By the later 18th century the property was still in the hands of the Sterne family. The journalist and war correspondent Charles Norris-Newman was born at the hall in 1852, and the first‑class cricketer and Royal Navy officer Cecil Allenby was born there in 1873. It remained the manor house until 1881, when it was sold by John Dobby to Harriet Whitaker. After the death of her daughter Harriet Von Beverhoudt in 1934, the hall passed to their cousin Judith Bury‑Barry, who owned it until 1947. Her executors sold it to K. Wadham in 1957, and it changed ownership again in 1962 when it was bought by R. M. Pontefract, the owner in 1972.

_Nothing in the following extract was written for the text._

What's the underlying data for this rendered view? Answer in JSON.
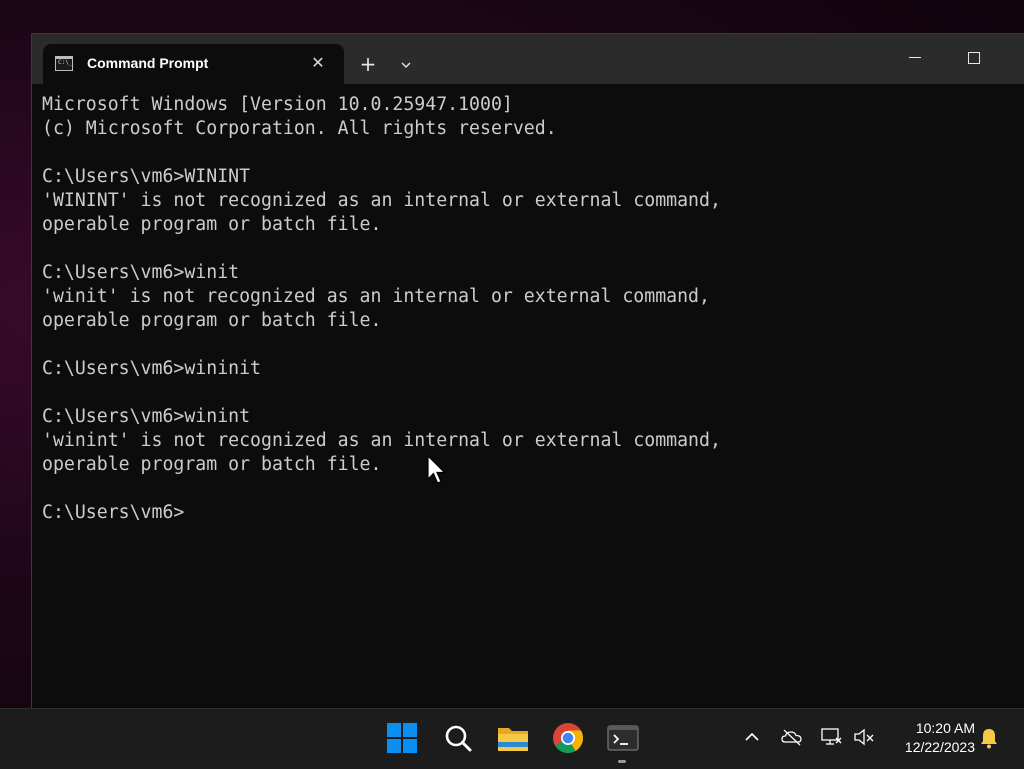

On 14 March 1986, Elvington Hall was designated a Grade II* listed building, and in 1990 the site was included within the newly designated Elvington conservation area. No reliable published source has been identified that records the use of Elvington Hall after the late 20th century. Travel‑review websites carried comments in the early 2010s describing the property as offering bed‑and‑breakfast accommodation, but such sites are not considered reliable for establishing factual history. Anecdotal accounts indicate that the hall is now a private residence, although this has not been confirmed by any verifiable source.

==Architecture==
The building is constructed in reddish‑orange brick, with later areas in pinkish‑brown brick, and has a slate roof. The garden front, dating from the 18th century, has two storeys and three bays, with later 20th‑century additions to the right and a lower service wing beyond. The original entrance was in the centre, now a modern glazed door set within an older round‑arched recess. The outer bays are canted and rise the full height of the front. Most windows are 12‑pane sashes set under flat brick arches, with continuous sill bands and a dentil frieze below the roofline. The roof is hipped, with separate roofs over the canted bays, and cast‑iron rainwater heads. The 20th‑century additions, including a single bay and a canted bay, follow the general style of the earlier work. The service wing has tripartite and single 12‑pane sash windows, with chimneys at the ends and along the ridge. The rear entrance is a six‑panel double door set within a Corinthian‑style doorcase with a dentil frieze and pediment.

===Interior===
Inside, 18th‑century details survive in the cornices, friezes, fireplace surrounds, and window and door mouldings in the ground and first‑floor rooms of the left‑hand bay. The hall and lobby have a modillion cornice. The dining room contains a late‑18th or early‑19th‑century fireplace that was brought in from another building. The open‑well staircase, with two column‑and‑vase balusters to each tread, was installed around 1920. Six‑panel doors are used throughout.